Les cas de suicides au paracétamol ont doublé chez les mineurs depuis 2019. L’agence du médicament a discuté de l’interdiction de la dispensation sans ordonnance de la molécule pour les moins de 18 ans. Compte-rendu.
Selon le « coup de sonde » réalisé par le centre antipoison de Nancy (Meurthe-et-Moselle), le nombre de cas d’intoxications volontaires par ingestion de paracétamol dans un contexte suicidaire chez les moins de 18 ans a doublé entre 2019 et 2022, avec des chiffres qui restent stables en 2023. La majorité des cas concernent les 10-15 ans. Les chiffres impliquant l’acide acétylsalicylique et l’ibuprofène dans les suicides chez les enfants sont moins préoccupants car en baisse ou moins élevés, sans précision sur les chiffres.
Inquiète, l’Agence nationale de sécurité du médicament et des produits de santé (ANSM) a interrogé, en mars dernier, son Comité scientifique permanent « Interface avec le réseau de toxicovigilance » sur l’impact d’une interdiction de la délivrance sans prescription du paracétamol chez les mineurs sur les intoxications volontaires, voire une interdiction ciblée pour les 10-15 ans. « Les médicaments utilisés dans la grande majorité des intoxications volontaires chez les mineurs sont ceux présents dans la pharmacie familiale », répond le Comité, selon le compte-rendu de la réunion. De plus, une telle interdiction ne réduirait « sans doute pas » le nombre de suicides car, en 2020, les cas d’intoxications volontaires avec le paracétamol avaient augmenté malgré les restrictions de délivrance à une ou deux boîtes par patient pour faire face aux tensions d’approvisionnement en pleine pandémie de Covid-19. Sans compter que « cette restriction pourrait amener à l’utilisation de produits encore plus dangereux », souligne encore le Comité.
Autres raisons qui ne justifient pas une interdiction de la vente libre de paracétamol aux mineurs, selon le comité : la difficulté pour le pharmacien d’identifier l’âge des mineurs, l’absence de dose d’exonération définissant le nombre maximal de boîtes de paracétamol pouvant être délivrées sans ordonnance, et l’existence d’un antidote pour le paracétamol.
« En conclusion, il revient au pharmacien d’officine de maîtriser au mieux la délivrance de ces spécialités, note le comité scientifique. Un message éducatif à l’attention des parents apparaît comme une première étape avant une éventuelle restriction de la délivrance aux mineurs. »
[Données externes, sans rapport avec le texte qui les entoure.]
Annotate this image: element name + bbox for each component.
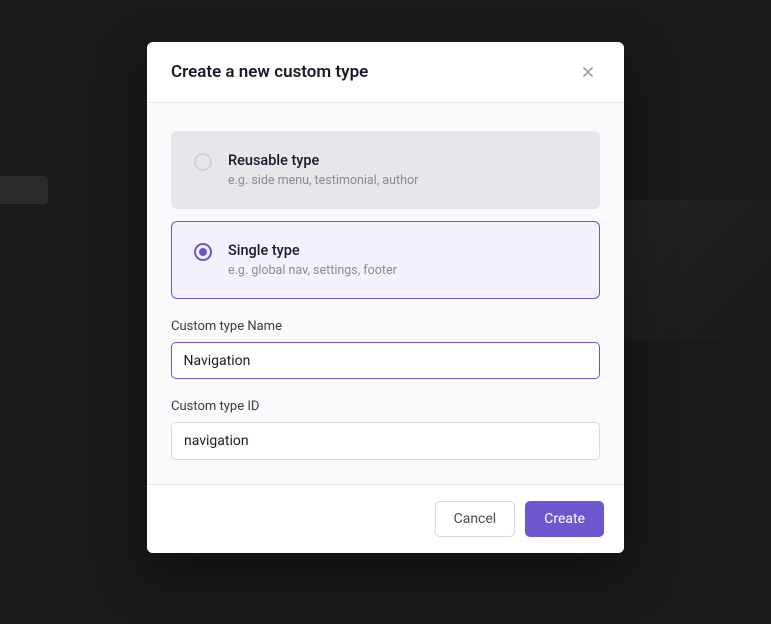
option-subtitle-single: e.g. global nav, settings, footer: [228, 263, 397, 278]
backdrop-left-panel: [0, 176, 48, 204]
radio-single: [194, 243, 212, 261]
type-option-reusable[interactable]: Reusable type e.g. side menu, testimonia…: [171, 131, 600, 209]
field-group-id: Custom type ID: [171, 399, 600, 460]
option-title-reusable: Reusable type: [228, 152, 418, 169]
close-icon: [580, 64, 596, 80]
radio-reusable: [194, 153, 212, 171]
input-custom-type-id[interactable]: [171, 422, 600, 460]
create-custom-type-modal: Create a new custom type Reusable type e…: [147, 42, 624, 553]
close-button[interactable]: [576, 60, 600, 84]
modal-footer: Cancel Create: [147, 484, 624, 553]
label-custom-type-id: Custom type ID: [171, 399, 600, 414]
input-custom-type-name[interactable]: [171, 342, 600, 379]
create-button[interactable]: Create: [525, 501, 604, 537]
option-title-single: Single type: [228, 242, 397, 259]
option-subtitle-reusable: e.g. side menu, testimonial, author: [228, 173, 418, 188]
field-group-name: Custom type Name: [171, 319, 600, 379]
cancel-button[interactable]: Cancel: [435, 501, 516, 537]
option-text-reusable: Reusable type e.g. side menu, testimonia…: [228, 152, 418, 188]
type-option-single[interactable]: Single type e.g. global nav, settings, f…: [171, 221, 600, 299]
modal-header: Create a new custom type: [147, 42, 624, 103]
label-custom-type-name: Custom type Name: [171, 319, 600, 334]
modal-title: Create a new custom type: [171, 62, 368, 82]
option-text-single: Single type e.g. global nav, settings, f…: [228, 242, 397, 278]
modal-body: Reusable type e.g. side menu, testimonia…: [147, 103, 624, 484]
Dans les années 1980, l’agence du médicament avait déjà limité le conditionnement des spécialités à base de paracétamol à 8 grammes par boîte pour ne pas dépasser la dose potentiellement mortelle.
En 2022, l’assurance-maladie avait publié un article pour assurer « la sécurisation de la dispensation de paracétamol » et divers outils pratiques pour les officinaux et les patients.